After three decades of pedaling harder and faster to meet our culture’s increasingly lofty goals and progressively more inaccessible role models, even the economically secure have reached psychological exhaustion.
I log on to AOL, and while I can slightly customize my welcome screen I cannot bypass the daily flux of iconic images. Oprah Winfrey, Warren Buffett, Bono, Albert Einstein. One click takes me to exactingly descriptive profiles of America’s 25 most envied people — all smarter, richer, more famous, and with better hair and sex than mine.
Human interest in high-status people is nothing new. It’s a healthy shortcut in selecting competent leaders. What’s new is that the typical American adult now spends nine hours each day — more than any other waking activity — consuming some form of media. What’s new is that, over the past two to four decades, media culture has grown to saturate our psychologies with the managed images and vivid, intimate detail of these toweringly famous, wealthy and beautiful people.
The saturation has warped our aspirations and made us delusional. Thirty percent of us think we will become famous; 45 percent think we will become wealthy.

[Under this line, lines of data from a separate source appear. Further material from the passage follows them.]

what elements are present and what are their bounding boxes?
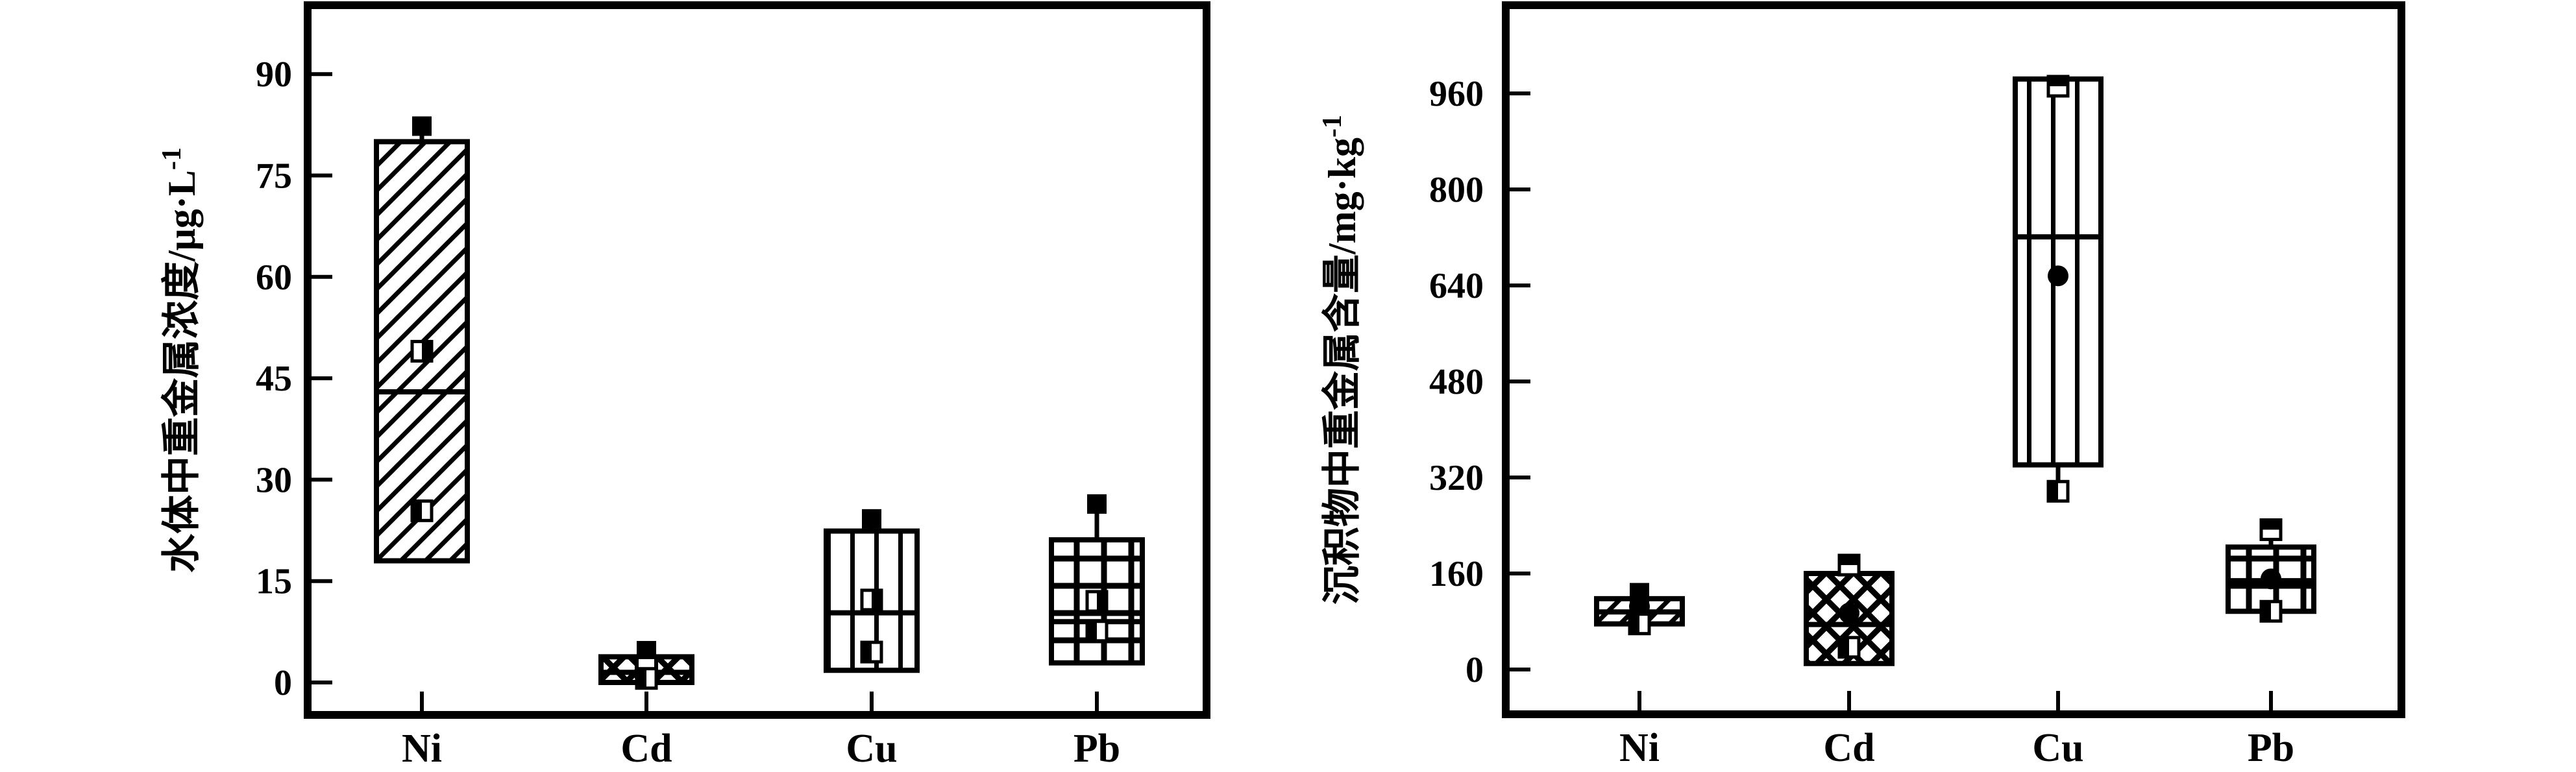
- Ni-marker-square-half-right-fill: [422, 341, 432, 361]
- Cu-marker-square-filled: [862, 509, 881, 529]
- Pb-marker-square-filled: [1087, 494, 1107, 514]
- category-label-Ni: Ni: [402, 727, 442, 771]
- Cu-marker-square-half-top-fill: [2048, 76, 2068, 86]
- Ni-marker-circle-filled: [1629, 596, 1650, 617]
- Cd-marker-square-half-left-fill: [1839, 637, 1849, 657]
- Cd-marker-square-half-top-fill: [1839, 555, 1859, 566]
- y-tick-label: 30: [256, 460, 292, 500]
- Ni-marker-square-half-left-fill: [1630, 614, 1639, 634]
- Pb-marker-square-half-top-fill: [2261, 520, 2281, 530]
- category-label-Cd: Cd: [620, 727, 672, 771]
- y-tick-label: 45: [256, 359, 292, 399]
- Cu-marker-square-half-right-fill: [872, 590, 881, 610]
- y-tick-label: 960: [1429, 74, 1484, 114]
- plot-frame: [1502, 1, 2405, 718]
- y-tick-label: 160: [1429, 554, 1484, 594]
- Cd-marker-circle-filled: [1839, 603, 1859, 624]
- category-label-Pb: Pb: [1073, 727, 1120, 771]
- category-label-Ni: Ni: [1619, 726, 1660, 770]
- plot-frame: [304, 1, 1210, 719]
- sediment-metal-chart: 0 160 320 480 640 800 960 沉积物中重金属含量/mg·kg-1 Ni Cd…: [1318, 1, 2405, 770]
- Cu-marker-circle-filled: [2048, 265, 2068, 287]
- Ni-marker-square-filled: [412, 116, 432, 136]
- y-tick-label: 90: [256, 54, 292, 95]
- y-tick-label: 15: [256, 562, 292, 602]
- category-label-Pb: Pb: [2248, 726, 2294, 770]
- Pb-marker-square-half-left-fill: [1087, 621, 1097, 641]
- Pb-marker-square-half-right-fill: [1097, 591, 1107, 611]
- Cu-marker-square-half-left-fill: [2048, 481, 2058, 501]
- Pb-marker-circle-filled: [2261, 568, 2281, 590]
- y-tick-label: 320: [1429, 458, 1484, 498]
- category-label-Cd: Cd: [1823, 726, 1874, 770]
- category-label-Cu: Cu: [846, 727, 897, 771]
- Cd-marker-square-half-left-fill: [637, 668, 646, 688]
- Pb-marker-square-half-left-fill: [2261, 601, 2271, 621]
- y-tick-label: 0: [1466, 650, 1484, 690]
- y-axis-title: 沉积物中重金属含量/mg·kg-1: [1318, 115, 1364, 605]
- y-tick-label: 75: [256, 156, 292, 197]
- y-tick-label: 800: [1429, 170, 1484, 210]
- y-tick-label: 480: [1429, 362, 1484, 402]
- category-label-Cu: Cu: [2032, 726, 2083, 770]
- Ni-marker-square-half-left-fill: [412, 501, 422, 521]
- y-tick-label: 640: [1429, 266, 1484, 306]
- y-axis-title: 水体中重金属浓度/μg·L-1: [157, 147, 203, 573]
- water-metal-chart: 0 15 30 45 60 75 90 水体中重金属浓度/μg·L-1 Ni Cd Cu Pb: [157, 1, 1210, 771]
- Cu-marker-square-half-left-fill: [862, 642, 872, 662]
- y-tick-label: 60: [256, 258, 292, 298]
- y-tick-label: 0: [274, 663, 292, 703]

What’s also new is the global economy. Its eclipse of local life and endeavor has left most of us with no place to satisfy our healthy need for recognition of our modest but real talents and contributions.
Thirty years ago, the average pay for the top hundred American CEOs was $1.2 million in today’s dollars; by 2006, it was $51 million. Millionaires – 9 million in the U.S — have become almost ordinary in a world with more than 1,000 billionaires.
Last year, the University of Pennsylvania rejected one-third of high school valedictorians and 70 percent of those with near-perfect SAT scores.
In 2008, our hyper-oxygenated goals and expectations finally crashed against our abilities and our ability to pay. The good news is that we are ready to question these goals and role models and, in the process, to redefine the meaning of success in America.